Queens of the Stone Age is an American hard rock band from Palm Desert, California, United States, formed in 1997. Since its inception, the band's line-up has included founding member Josh Homme (lead vocals, guitar), with its current line-up including longtime members Troy Van Leeuwen (guitar, lap steel, backing vocals) and Joey Castillo (drums, percussion), alongside Michael Shuman (bass guitar, backing vocals) and Dean Fertita (keyboards, guitar).
Formed after the demise of Homme's previous band, Kyuss, Queens of the Stone Age developed a style of riff-oriented, heavy music. Their sound has since evolved to incorporate a variety of different styles and influences, including working with ZZ Top member Billy Gibbons and steady contributor Mark Lanegan, both of whom have contributed influences from genres such as blues and grunge.
Queens of the Stone Age began with Josh Homme in 1996. After the breakup of Kyuss in 1995, Homme had briefly joined The Screaming Trees as a touring guitarist, before deciding to form a new band of his own. Originally naming his new project 'Gamma Ray', Homme was forced to change the name in 1997, as German power metal band Gamma Ray was threatening to sue:
"When we were making a record in 1992, under the band Kyuss, our producer Chris Goss, he would joke and say "You guys are like the Queens of the Stone Age." The band was originally called Gamma Ray, but we got threatened with a lawsuit because someone else had it. So we were Queens of the Stone Age."
On why the band chose the name 'Queens of the Stone Age' rather than 'Kings of the Stone Age':
"Kings would be too macho. The Kings of the Stone Age wear armor and have axes and wrestle. The Queens of the Stone Age hang out with the Kings of the Stone Age's girlfriends when they wrestle, and also it was a name given to us by Chris Goss. He gave us the name Queens of the Stone Age. Rock should be heavy enough for the boys and sweet enough for the girls. That way everyone's happy and it's more of a party. Kings of the Stone Age is too lopsided."
The band's first release was Gamma Ray, a two-track EP featuring the songs "Born to Hula" and "If Only Everything" (which would later appear on their self titled debut as 'If Only'), released in January 1996, featuring Joshua Homme (Kyuss), Matt Cameron (Soundgarden and Pearl Jam), Van Conner (Screaming Trees) and John McBain (Monster Magnet). The band's first live appearance was probably November 20, 1997, at OK Hotel in Seattle, Washington. In December of the same year, the band released a split EP, Kyuss/Queens of the Stone Age, which was the first official release by the band under the name Queens of the Stone Age, and featured three tracks from the Gamma Ray sessions as well as three Kyuss tracks recorded in 1995 just prior to their break-up.
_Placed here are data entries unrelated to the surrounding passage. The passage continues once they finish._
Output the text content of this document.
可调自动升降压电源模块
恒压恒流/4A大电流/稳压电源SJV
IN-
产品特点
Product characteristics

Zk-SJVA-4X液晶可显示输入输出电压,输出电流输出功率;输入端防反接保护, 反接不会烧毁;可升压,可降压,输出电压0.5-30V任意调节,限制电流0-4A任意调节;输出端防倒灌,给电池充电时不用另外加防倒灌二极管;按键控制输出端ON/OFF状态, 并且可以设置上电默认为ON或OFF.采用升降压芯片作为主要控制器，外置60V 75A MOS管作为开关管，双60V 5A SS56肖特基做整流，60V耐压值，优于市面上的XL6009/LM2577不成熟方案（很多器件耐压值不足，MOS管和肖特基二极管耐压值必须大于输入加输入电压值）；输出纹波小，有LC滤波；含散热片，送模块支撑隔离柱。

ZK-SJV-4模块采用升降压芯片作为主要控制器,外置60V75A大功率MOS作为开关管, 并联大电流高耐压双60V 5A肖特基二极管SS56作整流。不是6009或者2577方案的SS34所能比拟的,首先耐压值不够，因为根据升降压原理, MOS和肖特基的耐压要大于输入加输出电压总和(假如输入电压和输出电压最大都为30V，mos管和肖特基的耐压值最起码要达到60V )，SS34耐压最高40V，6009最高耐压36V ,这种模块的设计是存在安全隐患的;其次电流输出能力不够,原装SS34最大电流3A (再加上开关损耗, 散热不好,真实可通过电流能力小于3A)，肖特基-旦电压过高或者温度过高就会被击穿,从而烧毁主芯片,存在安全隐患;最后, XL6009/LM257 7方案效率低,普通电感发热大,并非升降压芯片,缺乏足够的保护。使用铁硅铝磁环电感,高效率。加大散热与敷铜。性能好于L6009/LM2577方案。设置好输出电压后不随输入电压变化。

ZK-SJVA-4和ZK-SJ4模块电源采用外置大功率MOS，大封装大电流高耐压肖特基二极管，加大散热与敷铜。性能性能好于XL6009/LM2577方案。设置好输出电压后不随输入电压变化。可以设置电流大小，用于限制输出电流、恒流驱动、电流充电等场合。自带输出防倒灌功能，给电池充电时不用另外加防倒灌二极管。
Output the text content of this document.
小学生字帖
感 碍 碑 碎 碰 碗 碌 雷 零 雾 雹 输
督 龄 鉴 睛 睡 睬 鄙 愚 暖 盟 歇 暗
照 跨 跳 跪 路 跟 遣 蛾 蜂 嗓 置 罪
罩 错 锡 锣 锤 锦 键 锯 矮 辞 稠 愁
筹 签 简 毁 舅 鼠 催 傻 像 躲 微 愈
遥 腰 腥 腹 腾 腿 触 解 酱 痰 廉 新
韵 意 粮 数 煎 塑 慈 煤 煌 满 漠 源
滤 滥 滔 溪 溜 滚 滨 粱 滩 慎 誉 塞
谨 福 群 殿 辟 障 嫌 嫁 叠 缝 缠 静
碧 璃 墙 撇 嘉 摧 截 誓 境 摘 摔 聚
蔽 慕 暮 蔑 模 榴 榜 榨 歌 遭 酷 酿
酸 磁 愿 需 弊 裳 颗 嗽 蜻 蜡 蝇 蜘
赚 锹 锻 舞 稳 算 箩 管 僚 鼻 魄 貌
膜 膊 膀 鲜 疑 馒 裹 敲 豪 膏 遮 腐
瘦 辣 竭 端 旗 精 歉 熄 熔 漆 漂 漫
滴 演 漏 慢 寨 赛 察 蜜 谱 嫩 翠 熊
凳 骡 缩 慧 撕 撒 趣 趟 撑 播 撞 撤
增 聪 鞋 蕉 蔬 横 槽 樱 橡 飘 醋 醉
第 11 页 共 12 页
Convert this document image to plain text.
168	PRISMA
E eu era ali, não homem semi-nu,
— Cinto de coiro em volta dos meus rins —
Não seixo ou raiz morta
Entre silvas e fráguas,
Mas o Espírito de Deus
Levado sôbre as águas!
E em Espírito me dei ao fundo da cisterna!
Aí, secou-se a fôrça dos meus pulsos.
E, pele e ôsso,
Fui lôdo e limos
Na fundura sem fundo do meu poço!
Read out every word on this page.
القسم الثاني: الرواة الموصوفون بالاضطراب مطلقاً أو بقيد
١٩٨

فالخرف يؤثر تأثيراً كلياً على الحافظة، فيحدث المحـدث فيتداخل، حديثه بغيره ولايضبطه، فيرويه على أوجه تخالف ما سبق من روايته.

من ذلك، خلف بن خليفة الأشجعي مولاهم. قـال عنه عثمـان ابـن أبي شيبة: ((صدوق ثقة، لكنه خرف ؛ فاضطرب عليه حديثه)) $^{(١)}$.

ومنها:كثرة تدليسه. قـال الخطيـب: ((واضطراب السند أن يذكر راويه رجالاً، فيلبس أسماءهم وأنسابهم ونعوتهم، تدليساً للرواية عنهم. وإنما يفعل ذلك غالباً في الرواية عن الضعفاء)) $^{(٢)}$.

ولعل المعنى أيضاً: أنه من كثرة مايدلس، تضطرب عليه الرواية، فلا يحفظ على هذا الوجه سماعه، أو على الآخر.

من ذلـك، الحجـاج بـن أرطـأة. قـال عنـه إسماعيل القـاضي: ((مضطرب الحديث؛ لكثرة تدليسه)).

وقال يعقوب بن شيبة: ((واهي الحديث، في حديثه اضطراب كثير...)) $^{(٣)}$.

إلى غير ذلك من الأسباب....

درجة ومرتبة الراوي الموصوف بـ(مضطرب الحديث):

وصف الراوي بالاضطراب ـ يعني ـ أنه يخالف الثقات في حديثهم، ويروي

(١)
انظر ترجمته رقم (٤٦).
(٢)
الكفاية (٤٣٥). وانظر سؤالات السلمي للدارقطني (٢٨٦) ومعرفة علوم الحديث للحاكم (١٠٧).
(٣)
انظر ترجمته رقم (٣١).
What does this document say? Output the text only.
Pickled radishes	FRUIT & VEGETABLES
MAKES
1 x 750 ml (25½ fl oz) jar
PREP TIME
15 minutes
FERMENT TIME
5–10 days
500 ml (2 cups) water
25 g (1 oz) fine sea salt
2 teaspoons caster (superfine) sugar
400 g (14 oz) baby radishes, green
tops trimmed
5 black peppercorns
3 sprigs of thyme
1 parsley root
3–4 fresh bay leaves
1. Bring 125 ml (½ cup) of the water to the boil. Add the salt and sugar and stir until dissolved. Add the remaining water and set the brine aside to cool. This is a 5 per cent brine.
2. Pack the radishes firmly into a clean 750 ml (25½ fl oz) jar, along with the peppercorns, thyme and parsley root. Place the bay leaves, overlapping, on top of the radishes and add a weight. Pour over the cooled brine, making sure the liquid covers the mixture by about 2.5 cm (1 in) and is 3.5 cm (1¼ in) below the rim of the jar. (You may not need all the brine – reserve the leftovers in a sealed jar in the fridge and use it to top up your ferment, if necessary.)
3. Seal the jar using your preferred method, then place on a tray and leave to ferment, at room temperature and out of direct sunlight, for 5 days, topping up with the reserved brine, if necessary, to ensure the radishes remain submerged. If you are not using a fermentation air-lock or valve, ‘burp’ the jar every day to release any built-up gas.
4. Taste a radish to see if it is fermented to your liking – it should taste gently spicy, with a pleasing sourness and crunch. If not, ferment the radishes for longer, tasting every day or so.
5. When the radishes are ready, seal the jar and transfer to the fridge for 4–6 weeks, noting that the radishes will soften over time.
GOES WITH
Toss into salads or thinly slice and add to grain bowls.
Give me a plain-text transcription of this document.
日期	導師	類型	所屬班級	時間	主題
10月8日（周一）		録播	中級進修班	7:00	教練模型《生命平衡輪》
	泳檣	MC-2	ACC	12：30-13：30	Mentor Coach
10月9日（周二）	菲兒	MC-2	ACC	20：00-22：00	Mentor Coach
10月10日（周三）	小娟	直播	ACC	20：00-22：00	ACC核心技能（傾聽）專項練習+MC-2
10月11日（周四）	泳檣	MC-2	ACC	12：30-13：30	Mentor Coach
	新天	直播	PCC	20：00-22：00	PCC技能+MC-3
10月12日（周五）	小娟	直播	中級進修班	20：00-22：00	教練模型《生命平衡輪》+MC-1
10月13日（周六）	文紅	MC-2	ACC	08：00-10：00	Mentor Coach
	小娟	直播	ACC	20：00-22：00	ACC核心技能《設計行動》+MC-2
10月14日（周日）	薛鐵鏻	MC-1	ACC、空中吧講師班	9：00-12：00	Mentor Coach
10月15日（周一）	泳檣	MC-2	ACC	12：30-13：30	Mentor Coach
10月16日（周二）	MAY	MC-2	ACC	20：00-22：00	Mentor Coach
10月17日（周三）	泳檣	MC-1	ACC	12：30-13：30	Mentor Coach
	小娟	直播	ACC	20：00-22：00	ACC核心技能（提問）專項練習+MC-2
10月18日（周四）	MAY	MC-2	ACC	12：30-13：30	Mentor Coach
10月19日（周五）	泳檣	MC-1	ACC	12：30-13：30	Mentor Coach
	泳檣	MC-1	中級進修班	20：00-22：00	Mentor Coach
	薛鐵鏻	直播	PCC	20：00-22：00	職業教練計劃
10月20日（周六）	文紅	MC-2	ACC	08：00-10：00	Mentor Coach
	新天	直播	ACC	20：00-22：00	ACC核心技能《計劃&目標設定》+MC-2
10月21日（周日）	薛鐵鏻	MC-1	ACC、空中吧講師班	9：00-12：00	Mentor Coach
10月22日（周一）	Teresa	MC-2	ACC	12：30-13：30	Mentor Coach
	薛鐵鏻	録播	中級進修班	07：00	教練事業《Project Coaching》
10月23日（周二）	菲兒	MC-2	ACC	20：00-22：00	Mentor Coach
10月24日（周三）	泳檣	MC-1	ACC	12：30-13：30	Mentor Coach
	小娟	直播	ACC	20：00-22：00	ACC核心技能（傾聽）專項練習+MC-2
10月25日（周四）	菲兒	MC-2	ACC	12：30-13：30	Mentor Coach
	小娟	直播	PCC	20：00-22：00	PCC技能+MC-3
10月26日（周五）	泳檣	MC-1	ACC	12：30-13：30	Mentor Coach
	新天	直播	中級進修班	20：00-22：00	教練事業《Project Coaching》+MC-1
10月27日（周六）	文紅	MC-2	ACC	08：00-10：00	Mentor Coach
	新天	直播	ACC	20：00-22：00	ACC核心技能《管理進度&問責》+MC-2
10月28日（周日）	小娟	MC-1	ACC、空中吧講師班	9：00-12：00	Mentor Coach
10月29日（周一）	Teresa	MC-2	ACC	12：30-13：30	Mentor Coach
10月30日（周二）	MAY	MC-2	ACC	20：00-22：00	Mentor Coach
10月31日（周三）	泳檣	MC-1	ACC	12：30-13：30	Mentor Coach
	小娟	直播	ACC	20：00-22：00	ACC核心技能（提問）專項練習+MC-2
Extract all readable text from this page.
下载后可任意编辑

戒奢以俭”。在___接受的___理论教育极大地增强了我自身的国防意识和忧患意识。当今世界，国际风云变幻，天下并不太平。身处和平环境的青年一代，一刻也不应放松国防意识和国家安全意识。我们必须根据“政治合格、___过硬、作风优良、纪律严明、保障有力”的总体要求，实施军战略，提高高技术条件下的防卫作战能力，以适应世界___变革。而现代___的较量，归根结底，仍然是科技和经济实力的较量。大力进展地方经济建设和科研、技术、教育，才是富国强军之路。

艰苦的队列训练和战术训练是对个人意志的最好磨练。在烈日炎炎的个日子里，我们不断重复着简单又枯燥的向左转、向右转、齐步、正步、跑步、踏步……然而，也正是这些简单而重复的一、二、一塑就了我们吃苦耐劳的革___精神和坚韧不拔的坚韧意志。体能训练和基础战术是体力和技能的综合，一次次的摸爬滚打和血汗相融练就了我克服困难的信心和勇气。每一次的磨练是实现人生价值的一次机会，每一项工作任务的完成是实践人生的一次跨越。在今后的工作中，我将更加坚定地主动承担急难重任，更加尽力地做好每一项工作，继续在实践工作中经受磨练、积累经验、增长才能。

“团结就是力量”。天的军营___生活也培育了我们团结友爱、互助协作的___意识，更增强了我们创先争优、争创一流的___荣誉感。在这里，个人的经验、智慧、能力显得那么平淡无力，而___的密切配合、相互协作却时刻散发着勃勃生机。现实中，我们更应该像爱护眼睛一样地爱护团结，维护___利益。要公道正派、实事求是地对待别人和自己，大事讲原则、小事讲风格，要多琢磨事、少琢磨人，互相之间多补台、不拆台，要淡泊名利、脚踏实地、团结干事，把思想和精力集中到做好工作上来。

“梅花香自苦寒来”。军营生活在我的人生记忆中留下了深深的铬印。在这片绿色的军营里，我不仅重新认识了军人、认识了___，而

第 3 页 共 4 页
Throughout its career the band has been described as hard rock, alternative rock, art rock, heavy metal, and several other genres. Queens of the Stone Age have also been labeled as Stoner Rock, but Homme himself rejects the term, saying, "If I had a choice, I would take that away. Stoner rock, to me, is like saying the crucial element is drugs. And I don't believe that that's the case. I'm not an AA guy or anything, but at the same time I don't need any of that to make music." He also often describes the band style as "robot rock" referring to the band's solid and repetitive riffs in the band's song structures. Homme has described the band's self-titled debut album as driving music, angular and recorded dry. Rolling Stone magazine also noted a "connection between American meat-and-potatoes macho rock of the early 1970s, like Blue Cheer and Grand Funk Railroad, and the precision-timing drones in German rock of the same period". The band's following album - Rated R - contained a wider variety of instruments, several recording guests and lead vocals shared by Homme, Oliveri and Lanegan. Homme has also commented that "Our first record announced our sound. This one added that we're different and weird." The band continued to experiment on their third album Songs for the Deaf, which also featured a line-up including three lead vocalists, many guest appearances and wide range of instrumentation including horn and string sections. Lullabies to Paralyze was in comparison to the band's previous releases a darker record, lacking the band's distinct "driving" sound, much due to the departure of long time member Nick Oliveri, with lyrics inspired by The Brothers Grimm folk and fairy tales. The band also almost exclusively used semi hollow body guitars during the recording of the record. With Era Vulgaris the band continued to evolve their signature sound with more dance-oriented elements and electronic influences, while Homme has gone back to being the only vocalist in the band and uses more distinct vocal melodies.